The retreat from high-water marks following the February 2018 Parkland shooting was evident in nearly all of the questions. The Quinnipiac poll found general support for "stricter gun laws" fell 6 points to 60 percent since last February. It also found a 3 point drop in the percentage of people who say "Congress needs to do more to reduce gun violence" from 75 percent last February to 72 percent this September, and a 4 point drop in support for universal background checks over that time.

Despite this slight downward trend, expanding background checks still enjoys 93 percent support in the latest poll.

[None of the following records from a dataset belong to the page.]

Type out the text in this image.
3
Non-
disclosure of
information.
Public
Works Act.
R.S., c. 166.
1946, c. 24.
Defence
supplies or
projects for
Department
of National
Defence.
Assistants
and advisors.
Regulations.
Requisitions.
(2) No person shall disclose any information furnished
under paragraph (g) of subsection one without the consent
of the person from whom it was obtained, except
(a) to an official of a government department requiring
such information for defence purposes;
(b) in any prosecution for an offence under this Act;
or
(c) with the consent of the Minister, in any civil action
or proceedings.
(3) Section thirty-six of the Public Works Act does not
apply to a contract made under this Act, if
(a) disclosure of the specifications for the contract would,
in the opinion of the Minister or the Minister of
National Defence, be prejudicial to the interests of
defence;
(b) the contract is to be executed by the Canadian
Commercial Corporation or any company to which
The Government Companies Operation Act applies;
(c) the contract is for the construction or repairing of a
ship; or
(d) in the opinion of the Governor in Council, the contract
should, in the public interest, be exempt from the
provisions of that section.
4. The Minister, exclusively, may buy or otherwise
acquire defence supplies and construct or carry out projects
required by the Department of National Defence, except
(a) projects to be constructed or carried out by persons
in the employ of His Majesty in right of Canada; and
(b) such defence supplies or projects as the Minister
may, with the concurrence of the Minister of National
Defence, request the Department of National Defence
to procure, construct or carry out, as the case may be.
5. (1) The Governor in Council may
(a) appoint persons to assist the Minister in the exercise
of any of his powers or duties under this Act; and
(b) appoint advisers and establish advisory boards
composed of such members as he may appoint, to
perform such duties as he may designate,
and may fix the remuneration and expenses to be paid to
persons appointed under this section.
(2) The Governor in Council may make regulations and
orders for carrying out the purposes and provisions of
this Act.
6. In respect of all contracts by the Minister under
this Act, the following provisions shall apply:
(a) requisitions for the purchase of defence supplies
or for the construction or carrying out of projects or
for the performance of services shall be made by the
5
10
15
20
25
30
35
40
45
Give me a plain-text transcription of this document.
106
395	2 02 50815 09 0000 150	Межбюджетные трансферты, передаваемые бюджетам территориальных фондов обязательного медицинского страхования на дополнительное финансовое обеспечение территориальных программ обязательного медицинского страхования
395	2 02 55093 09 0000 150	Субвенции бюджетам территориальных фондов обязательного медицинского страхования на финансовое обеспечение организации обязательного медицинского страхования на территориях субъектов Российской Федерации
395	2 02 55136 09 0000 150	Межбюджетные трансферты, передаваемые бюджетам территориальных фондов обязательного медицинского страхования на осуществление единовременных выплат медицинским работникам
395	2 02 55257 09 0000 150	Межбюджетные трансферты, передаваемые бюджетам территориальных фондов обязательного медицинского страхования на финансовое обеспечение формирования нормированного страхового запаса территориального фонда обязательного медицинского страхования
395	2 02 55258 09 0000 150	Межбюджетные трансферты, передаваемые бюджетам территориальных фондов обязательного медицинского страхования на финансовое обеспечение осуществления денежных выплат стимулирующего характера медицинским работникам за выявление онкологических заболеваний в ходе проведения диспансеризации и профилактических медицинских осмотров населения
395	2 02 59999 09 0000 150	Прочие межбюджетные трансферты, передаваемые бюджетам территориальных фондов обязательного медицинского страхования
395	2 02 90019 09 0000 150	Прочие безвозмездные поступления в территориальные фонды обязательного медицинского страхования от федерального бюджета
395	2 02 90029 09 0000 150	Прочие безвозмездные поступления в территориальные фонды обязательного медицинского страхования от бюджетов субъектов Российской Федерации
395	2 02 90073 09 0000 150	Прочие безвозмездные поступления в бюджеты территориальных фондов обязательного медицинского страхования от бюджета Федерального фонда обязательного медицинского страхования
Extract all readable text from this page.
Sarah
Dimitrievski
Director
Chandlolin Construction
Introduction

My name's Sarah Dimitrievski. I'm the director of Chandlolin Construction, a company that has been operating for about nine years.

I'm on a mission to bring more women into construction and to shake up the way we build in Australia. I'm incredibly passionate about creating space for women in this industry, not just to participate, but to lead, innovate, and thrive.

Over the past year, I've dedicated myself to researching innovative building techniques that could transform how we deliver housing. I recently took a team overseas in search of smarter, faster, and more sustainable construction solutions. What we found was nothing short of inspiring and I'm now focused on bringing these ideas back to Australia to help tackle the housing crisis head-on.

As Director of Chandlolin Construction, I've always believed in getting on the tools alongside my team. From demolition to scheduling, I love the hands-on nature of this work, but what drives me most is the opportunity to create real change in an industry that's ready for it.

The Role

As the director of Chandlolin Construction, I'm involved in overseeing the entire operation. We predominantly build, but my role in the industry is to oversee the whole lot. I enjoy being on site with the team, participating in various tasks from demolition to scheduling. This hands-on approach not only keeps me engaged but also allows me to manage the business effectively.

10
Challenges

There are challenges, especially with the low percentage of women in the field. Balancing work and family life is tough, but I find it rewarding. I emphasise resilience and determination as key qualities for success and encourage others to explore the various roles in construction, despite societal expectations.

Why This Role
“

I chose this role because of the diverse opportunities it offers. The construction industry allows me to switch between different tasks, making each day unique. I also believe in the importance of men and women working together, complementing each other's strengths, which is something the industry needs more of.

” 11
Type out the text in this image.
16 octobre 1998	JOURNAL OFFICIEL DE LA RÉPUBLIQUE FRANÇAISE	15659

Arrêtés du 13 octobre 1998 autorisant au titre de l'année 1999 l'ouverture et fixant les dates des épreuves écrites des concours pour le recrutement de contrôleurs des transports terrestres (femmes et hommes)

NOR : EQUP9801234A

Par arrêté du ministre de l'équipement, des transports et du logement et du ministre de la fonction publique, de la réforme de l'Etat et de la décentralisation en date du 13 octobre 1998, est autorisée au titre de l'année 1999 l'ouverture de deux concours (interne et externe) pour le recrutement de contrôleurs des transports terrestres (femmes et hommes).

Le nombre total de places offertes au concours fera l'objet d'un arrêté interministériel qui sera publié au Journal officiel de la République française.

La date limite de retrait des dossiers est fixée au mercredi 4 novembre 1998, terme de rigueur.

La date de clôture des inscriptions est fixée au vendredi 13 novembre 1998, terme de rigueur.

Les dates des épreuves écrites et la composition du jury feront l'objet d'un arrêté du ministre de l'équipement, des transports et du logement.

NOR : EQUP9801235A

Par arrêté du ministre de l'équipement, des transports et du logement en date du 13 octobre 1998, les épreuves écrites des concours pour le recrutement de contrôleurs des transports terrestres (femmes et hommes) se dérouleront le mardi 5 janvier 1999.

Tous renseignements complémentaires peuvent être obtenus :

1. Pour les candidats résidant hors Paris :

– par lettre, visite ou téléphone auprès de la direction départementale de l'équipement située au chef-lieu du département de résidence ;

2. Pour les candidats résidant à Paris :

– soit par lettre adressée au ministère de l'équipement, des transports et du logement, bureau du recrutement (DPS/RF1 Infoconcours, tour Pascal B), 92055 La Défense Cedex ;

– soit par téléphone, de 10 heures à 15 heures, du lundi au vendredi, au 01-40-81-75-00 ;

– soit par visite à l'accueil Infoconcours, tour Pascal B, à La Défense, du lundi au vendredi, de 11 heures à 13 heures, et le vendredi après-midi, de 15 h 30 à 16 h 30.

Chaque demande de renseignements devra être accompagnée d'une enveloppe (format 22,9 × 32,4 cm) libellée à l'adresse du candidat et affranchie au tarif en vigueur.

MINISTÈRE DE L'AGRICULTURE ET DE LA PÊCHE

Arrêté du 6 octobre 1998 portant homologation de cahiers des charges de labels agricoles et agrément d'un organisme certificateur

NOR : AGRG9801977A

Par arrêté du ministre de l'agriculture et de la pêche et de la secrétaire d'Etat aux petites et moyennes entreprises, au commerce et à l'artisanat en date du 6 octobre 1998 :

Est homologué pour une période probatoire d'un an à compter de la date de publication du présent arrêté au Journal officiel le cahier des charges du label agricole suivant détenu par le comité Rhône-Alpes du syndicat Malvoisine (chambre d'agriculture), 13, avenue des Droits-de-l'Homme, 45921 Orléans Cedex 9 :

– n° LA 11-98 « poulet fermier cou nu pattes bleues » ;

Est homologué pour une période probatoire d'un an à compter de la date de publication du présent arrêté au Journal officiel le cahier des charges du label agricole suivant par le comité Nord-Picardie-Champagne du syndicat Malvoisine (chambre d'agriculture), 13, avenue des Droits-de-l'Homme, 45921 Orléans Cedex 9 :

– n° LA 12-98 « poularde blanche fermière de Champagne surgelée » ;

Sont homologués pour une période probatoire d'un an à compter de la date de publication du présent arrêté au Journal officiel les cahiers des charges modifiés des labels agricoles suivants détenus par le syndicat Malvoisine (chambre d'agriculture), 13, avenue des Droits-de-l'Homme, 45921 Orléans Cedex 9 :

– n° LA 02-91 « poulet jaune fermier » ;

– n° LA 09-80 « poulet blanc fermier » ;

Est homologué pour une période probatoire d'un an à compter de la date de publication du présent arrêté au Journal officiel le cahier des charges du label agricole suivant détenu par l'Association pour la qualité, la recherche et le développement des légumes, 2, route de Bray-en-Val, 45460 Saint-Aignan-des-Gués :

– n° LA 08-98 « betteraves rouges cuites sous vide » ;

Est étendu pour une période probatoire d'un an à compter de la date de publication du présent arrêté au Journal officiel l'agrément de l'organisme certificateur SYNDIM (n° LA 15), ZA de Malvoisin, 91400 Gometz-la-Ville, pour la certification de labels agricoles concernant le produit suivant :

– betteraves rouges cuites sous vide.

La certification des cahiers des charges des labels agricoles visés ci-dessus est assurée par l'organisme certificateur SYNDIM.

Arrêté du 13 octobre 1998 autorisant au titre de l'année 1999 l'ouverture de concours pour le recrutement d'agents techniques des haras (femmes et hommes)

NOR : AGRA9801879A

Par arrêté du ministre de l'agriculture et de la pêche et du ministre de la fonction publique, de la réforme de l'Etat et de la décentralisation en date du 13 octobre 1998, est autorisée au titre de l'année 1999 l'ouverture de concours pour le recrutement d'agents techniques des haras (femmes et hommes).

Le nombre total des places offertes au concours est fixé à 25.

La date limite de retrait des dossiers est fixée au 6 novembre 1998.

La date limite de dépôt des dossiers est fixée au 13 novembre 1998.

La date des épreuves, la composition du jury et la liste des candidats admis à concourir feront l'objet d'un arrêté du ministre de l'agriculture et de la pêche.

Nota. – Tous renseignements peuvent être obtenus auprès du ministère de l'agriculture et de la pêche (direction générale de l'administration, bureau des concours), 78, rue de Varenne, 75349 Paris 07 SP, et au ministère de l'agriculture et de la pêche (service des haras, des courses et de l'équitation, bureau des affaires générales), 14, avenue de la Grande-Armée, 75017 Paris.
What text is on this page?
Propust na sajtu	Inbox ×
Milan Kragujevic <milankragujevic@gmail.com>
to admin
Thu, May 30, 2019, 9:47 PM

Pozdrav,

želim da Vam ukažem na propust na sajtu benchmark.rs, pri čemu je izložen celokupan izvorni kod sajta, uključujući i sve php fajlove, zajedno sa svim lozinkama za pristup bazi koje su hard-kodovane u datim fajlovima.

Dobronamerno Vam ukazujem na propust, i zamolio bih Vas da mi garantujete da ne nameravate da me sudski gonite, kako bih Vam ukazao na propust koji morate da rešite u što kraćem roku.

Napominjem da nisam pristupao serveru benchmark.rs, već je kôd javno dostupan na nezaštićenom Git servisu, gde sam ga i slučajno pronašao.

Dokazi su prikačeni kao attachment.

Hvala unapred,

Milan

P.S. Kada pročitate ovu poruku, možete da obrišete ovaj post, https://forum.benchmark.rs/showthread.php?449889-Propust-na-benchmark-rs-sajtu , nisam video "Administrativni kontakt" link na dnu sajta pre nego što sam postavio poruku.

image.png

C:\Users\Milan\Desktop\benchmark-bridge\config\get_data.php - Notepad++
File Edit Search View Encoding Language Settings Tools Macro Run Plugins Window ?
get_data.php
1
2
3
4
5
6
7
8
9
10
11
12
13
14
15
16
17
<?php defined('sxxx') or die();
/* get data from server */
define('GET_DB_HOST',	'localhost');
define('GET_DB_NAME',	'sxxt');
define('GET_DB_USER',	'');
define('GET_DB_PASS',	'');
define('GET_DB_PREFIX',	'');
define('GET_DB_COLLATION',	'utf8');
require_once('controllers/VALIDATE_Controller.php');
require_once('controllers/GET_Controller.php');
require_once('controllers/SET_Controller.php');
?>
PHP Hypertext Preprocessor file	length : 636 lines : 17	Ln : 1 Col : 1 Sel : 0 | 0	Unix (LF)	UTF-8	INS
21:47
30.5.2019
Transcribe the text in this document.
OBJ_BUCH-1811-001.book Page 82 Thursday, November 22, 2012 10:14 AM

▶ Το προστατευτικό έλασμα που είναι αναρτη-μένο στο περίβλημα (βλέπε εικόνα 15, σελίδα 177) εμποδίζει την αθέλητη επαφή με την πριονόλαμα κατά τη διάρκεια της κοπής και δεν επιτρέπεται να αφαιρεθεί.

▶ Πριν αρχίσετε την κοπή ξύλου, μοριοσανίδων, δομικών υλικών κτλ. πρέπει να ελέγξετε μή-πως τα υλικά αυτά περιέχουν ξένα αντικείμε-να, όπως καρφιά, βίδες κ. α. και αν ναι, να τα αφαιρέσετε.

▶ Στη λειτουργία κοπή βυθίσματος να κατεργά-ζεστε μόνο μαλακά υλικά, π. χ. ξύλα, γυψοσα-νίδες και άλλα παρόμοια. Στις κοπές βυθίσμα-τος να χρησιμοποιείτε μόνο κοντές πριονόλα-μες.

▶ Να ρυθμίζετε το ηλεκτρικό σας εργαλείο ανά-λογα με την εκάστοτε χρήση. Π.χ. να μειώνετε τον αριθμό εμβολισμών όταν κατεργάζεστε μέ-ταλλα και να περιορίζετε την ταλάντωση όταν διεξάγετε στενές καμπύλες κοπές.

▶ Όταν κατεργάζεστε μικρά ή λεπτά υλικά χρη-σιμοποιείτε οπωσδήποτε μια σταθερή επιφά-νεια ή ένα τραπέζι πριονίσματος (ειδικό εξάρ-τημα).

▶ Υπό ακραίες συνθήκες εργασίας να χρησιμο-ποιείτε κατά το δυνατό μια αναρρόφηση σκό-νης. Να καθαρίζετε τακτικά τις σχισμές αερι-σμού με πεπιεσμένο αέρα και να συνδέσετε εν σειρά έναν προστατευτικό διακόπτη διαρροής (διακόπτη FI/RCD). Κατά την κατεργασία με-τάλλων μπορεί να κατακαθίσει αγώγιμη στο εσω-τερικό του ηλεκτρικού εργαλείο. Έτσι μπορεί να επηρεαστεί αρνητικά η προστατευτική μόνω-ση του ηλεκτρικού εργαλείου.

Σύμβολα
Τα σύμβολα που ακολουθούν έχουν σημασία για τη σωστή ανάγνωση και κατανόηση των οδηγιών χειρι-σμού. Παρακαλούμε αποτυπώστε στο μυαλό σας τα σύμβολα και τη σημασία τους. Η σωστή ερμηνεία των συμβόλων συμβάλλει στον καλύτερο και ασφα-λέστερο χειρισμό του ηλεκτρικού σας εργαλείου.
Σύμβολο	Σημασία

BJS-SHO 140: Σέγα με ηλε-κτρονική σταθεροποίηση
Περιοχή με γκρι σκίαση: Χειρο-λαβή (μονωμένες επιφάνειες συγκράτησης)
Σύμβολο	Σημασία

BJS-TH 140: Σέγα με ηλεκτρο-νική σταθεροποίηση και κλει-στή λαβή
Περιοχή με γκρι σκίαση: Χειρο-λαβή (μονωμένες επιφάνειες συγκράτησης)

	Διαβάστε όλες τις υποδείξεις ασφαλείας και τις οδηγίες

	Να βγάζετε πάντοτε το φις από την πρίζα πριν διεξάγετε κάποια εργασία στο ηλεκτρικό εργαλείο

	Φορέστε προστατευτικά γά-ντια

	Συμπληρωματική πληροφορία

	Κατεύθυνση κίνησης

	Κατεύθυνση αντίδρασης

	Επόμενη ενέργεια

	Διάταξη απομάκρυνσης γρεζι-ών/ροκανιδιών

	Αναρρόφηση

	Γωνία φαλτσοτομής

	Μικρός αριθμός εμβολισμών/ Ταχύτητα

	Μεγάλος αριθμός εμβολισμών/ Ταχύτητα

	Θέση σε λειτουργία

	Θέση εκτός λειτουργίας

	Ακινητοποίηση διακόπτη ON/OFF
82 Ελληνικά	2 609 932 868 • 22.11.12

You just need to give it time and people start coming to their senses. Still, a so-called "assault weapons" ban is probably not going to happen at the federal level. At the state level, there isn’t much we can do besides legal action in anti-gun states who make their gun control laws even more strict. These proposals should not be taken off the action list, but more kept on the periphery. What we need to focus on are these red flag law proposals and expanded background checks, both of which are backdoor ways to a national registry and gun confiscation.

If there are solid due process mechanisms and explicit outlines as to the process of defining someone a potential risk and taking away their firearms if they’re gun owners, then I’m on board. The problem is that we have this thing called the Democratic Party. They don’t want due process. They don’t even want that for when we have to talk about rape allegations. If Democrats didn’t exist, this could work. Alas, we can’t always get what we want. So, what we can do is derail these efforts since it won’t enhance public safety with Democrats in the mix. In their world, tweeting skepticism about so-called global warming could constitute activities that could endanger the public welfare. Mean tweets would be on their too. It’s absurd. As for expanded background checks, private sales are not illegal, nor are they the problem. The vast majority of private sales, which are estimated to be in the single digits, are among family members. The only way to account for these rare sales is a national registry. That’s also unacceptable. We all know this. And these two areas are the most likely to gain traction to becoming law on the Hill.